First, from what I've read on this forum and other forums, slide toppers seem to be one of the better investments in preventative maintenance in a new RV. But, man, the price from my dealer for 2 slide toppers ($1,100 installed for both) was more than I was expecting. Does this seem reasonable?

Second, does the installation involve drilling holes directly into the fiberglass or any other permanent impact to the RV?

Finally, should I be prescriptive about the specific brand/model of slide topper? The dealer did not mention any specific slide topper when he gave me the quote. If I'm spending this kind of money, I want to make sure I get the best type. What are the key differences among the slide toppers, and which would you recommend?

Thanks a lot for the advice!!

Rob


----------



## W5CI (Apr 21, 2009)

Seems high to me , i think i paid $350 for it on my 268rl at time of purchase from Lakeshore. I didnt ask brand name


----------



## Oregon_Camper (Sep 13, 2004)

When we bought out 301BQ from Lakeshore, they installed toppers on both slide-outs for around $500.

Yes, they are mounted directly to the trailer, meaning there are holes/drilling involved.

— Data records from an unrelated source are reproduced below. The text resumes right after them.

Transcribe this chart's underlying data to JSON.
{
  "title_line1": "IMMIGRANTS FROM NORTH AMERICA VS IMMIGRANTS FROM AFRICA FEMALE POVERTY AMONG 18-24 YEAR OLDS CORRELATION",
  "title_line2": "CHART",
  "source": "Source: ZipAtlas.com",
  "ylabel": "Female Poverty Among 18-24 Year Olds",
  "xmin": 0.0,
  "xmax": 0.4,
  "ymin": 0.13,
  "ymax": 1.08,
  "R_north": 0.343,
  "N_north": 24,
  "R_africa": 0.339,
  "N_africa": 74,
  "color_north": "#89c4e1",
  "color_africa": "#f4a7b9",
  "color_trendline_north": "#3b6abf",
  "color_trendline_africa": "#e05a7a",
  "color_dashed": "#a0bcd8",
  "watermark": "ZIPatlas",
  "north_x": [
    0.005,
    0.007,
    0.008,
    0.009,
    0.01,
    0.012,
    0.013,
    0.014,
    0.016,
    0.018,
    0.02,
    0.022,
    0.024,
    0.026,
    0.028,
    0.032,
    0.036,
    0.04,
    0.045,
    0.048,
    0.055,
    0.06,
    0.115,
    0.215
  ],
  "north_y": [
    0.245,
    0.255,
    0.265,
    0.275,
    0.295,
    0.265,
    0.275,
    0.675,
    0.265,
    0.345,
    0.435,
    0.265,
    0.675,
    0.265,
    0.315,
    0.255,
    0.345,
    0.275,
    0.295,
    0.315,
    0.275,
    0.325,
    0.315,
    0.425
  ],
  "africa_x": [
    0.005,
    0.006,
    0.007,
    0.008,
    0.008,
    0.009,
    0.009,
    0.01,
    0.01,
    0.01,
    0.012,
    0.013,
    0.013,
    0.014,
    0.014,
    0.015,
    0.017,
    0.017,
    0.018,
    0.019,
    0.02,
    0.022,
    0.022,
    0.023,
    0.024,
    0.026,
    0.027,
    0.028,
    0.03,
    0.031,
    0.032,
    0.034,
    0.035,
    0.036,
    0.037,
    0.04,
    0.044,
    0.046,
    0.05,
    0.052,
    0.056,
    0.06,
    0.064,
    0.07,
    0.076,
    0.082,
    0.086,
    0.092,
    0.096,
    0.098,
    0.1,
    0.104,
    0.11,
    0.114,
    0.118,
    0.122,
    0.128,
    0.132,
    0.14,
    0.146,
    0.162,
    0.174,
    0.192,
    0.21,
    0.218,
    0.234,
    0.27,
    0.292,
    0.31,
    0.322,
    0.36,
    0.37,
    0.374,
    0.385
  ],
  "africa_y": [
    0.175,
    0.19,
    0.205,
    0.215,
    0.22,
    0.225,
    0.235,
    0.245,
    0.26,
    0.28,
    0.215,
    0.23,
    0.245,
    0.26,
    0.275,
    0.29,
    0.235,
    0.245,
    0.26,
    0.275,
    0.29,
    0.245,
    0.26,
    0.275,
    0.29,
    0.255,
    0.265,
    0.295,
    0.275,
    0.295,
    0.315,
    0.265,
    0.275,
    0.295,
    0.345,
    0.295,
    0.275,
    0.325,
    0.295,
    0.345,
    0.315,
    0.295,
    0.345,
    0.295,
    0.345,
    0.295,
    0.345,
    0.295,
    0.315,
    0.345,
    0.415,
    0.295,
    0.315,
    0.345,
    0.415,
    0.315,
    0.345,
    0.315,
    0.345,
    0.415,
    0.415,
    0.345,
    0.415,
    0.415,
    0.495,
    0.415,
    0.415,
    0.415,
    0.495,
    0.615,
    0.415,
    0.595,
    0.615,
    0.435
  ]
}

Finally...I have no clue which brand they are....sorry. Trailer is in storage, can't just sneak out and take a peak.


----------



## Bill & Kate (Apr 28, 2012)

The previous owner had Dometic brand toppers on our 277RL, and we really like them. I highly recommend them, but have never compared them to another brand. Our previous trailer did not have them, it was somewhat of a pain to climb up a step ladder to check for leaves and debris before retracting the slide. Have no idea what the cost was, but I would get estimates from a few places for comparison. There are several YouTube videos online showing how to do the installation - if you are reasonably handy, it doesn't look too bad. You do have to drill plenty of holes, but everything gets caulked in real well .....


----------



## RobNKY (Sep 3, 2013)

Oregon_Camper said:


> When we bought out 301BQ from Lakeshore, they installed toppers on both slide-outs for around $500.
> 
> Yes, they are mounted directly to the trailer, meaning there are holes/drilling involved.
> 
> Finally...I have no clue which brand they are....sorry. Trailer is in storage, can't just sneak out and take a peak.


Thanks! I actually looked at your mods page and you had some good pictures of the slide topper so I could see how it is mounted.

Thanks,
Rob


----------